You can build read-only data connectors that return text for Claude to reason over, interactive connectors that render UI inside the chat, CRUD connectors that let users create and update records through Claude, API wrapper connectors that expose any REST API as MCP tools, and multi-resource connectors with different UI views for different tools. All five patterns use the same MCP server architecture.
How do I decide between a standard and interactive Claude Connector?
Use a standard connector (text responses) when the data is best consumed as part of Claude conversation text, like search results, summaries, or simple lookups. Use an interactive connector (with UI) when the data benefits from visual presentation, like dashboards, charts, forms, status boards, or anything with actions the user should take directly.
Can a single Claude Connector have multiple tools and multiple UIs?
Yes.
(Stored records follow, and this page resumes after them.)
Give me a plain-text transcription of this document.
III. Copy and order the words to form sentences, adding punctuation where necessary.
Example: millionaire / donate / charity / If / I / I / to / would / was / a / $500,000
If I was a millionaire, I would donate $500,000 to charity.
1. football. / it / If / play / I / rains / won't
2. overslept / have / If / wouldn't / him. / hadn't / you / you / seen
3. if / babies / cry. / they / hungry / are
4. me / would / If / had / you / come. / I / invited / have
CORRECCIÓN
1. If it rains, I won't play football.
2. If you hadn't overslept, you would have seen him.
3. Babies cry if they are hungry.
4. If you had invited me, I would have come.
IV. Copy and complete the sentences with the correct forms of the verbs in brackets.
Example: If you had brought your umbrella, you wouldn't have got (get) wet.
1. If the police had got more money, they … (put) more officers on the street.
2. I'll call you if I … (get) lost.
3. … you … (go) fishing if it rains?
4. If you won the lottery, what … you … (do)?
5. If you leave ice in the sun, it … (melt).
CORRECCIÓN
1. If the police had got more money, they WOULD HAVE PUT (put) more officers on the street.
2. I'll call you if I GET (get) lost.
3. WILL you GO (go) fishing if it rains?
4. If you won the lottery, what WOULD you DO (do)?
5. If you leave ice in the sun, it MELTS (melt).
A single MCP server can register any number of tools, and each tool can reference a different resource component. A project management connector might have a search tool that shows a list view, a get-details tool that shows a detail card, and a create tool that shows a confirmation form. You define each as a separate tool file pointing to different resources.
How do I return structured data from a Claude Connector tool?
Return an object with a structuredContent key from your tool handler. The value should be a serializable object matching the shape your resource component expects. Your React resource component receives this data via the useToolData() hook from sunpeak. If your tool does not have a UI component, return a content array with type text instead.
What is the difference between structuredContent and text content in Claude Connector tools?
structuredContent is typed data passed to your resource component for rendering as UI via useToolData(). Text content (content with type text) goes directly into the Claude conversation as text that Claude can reference in its response. Interactive connectors use structuredContent. Standard connectors use text content. A single connector can mix both across different tools.
How do I test Claude Connector examples locally?
Run sunpeak dev to start a local inspector that replicates the Claude runtime at localhost:3000. Select Claude from the Host dropdown. The inspector loads simulation files (JSON mock data) so you can test every tool and resource without a paid Claude account or network calls. Use pnpm test for unit tests and pnpm test:e2e for Playwright end-to-end tests.
Can I build a Claude Connector that writes data back to my service?
Yes. CRUD connectors that create, update, or delete records are fully supported. Add destructiveHint: true to your tool annotations so Claude knows the operation modifies data. Claude may ask for user confirmation before calling destructive tools. Design write operations as small, focused tools with clear descriptions so Claude passes the right arguments.
Do Claude Connector examples work in ChatGPT too?
Yes. Claude Connectors are MCP servers, and ChatGPT also supports MCP. An interactive connector built with sunpeak renders in both Claude and ChatGPT without code changes. The same tool definitions, handlers, and resource components work across both hosts because both implement the MCP App standard.